Presently Scarlett and his companion, at the foot of a leafy by-lane, came to the house of the Scot who had married the Flemish wife for the very practical purposes described by Scarlett.
The madcap figure in white went forward to the door, while Wat remained behind cackling helplessly with idiot laughter. Scarlett thundered on the warped and sun-whitened deal of the panels with the hilt of his sword. Then, receiving no response, he kicked lustily with his boots and swore roundly at the unseen occupants in a dozen camp dialects.
During his harangues, sulky maledictions grumbled intermittently from the house. Presently an upper window flew open, a splash of dirty water fell souse on the warrior, and still more sadly bedraggled the preposterous quixotry of his attire.
The temper of the master-at-arms was now strained to the breaking-point. "Sandy Lyall," he cried—and to do him justice, his voice was more full of sorrow than of anger—"Sandy Lyall, of Pittenweem, listen to me, John Scarlett, gin ye dinna come doon this minute and get me a suit o' claes, warm and dry, I'll thraw your dirty Fifish neck—aye, like a twist of rotten straw at a rick-thatching."
But even this explicit malediction threatened to go by without effect.

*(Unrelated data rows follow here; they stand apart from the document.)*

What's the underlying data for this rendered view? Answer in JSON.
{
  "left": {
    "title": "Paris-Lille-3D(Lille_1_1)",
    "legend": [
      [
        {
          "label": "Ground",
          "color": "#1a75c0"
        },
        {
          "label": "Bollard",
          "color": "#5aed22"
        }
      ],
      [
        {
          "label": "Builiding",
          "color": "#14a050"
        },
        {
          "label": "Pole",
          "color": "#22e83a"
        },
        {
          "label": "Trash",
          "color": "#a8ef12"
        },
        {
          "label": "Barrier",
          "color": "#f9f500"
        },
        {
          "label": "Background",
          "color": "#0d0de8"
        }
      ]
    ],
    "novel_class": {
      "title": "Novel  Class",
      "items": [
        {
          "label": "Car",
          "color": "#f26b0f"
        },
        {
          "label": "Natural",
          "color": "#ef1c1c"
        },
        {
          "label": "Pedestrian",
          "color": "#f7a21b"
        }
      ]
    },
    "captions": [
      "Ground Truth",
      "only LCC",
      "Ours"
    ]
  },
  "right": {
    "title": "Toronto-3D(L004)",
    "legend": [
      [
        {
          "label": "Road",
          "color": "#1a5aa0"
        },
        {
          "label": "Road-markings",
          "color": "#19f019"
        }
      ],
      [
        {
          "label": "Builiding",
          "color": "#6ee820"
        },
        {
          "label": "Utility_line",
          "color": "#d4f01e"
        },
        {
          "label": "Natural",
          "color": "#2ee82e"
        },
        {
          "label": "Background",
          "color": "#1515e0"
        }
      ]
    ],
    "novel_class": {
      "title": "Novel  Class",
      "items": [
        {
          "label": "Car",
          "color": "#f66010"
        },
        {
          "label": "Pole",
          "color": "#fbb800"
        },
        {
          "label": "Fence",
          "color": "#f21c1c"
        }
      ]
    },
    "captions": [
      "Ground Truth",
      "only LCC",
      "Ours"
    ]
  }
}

But at long and last there looked out of the small diamond-paned window from which the jar of water had fallen the head of a respectable enough woman, who wore a red shawl wrapped round her coarse black hair in the fashion of a nightcap.
"SCARLETT THUNDERED ON THE PANELS WITH THE HILT OF HIS SWORD"
"Decent woman," cried Jack Scarlett to her, "is your man at hame?"
But the woman, feather-bed sleep yet blinking heavily in her eyes, threw up her hands and shrieked aloud at the unexpected apparition of a man thus mountebanking before her window in white and incomplete skin-tights.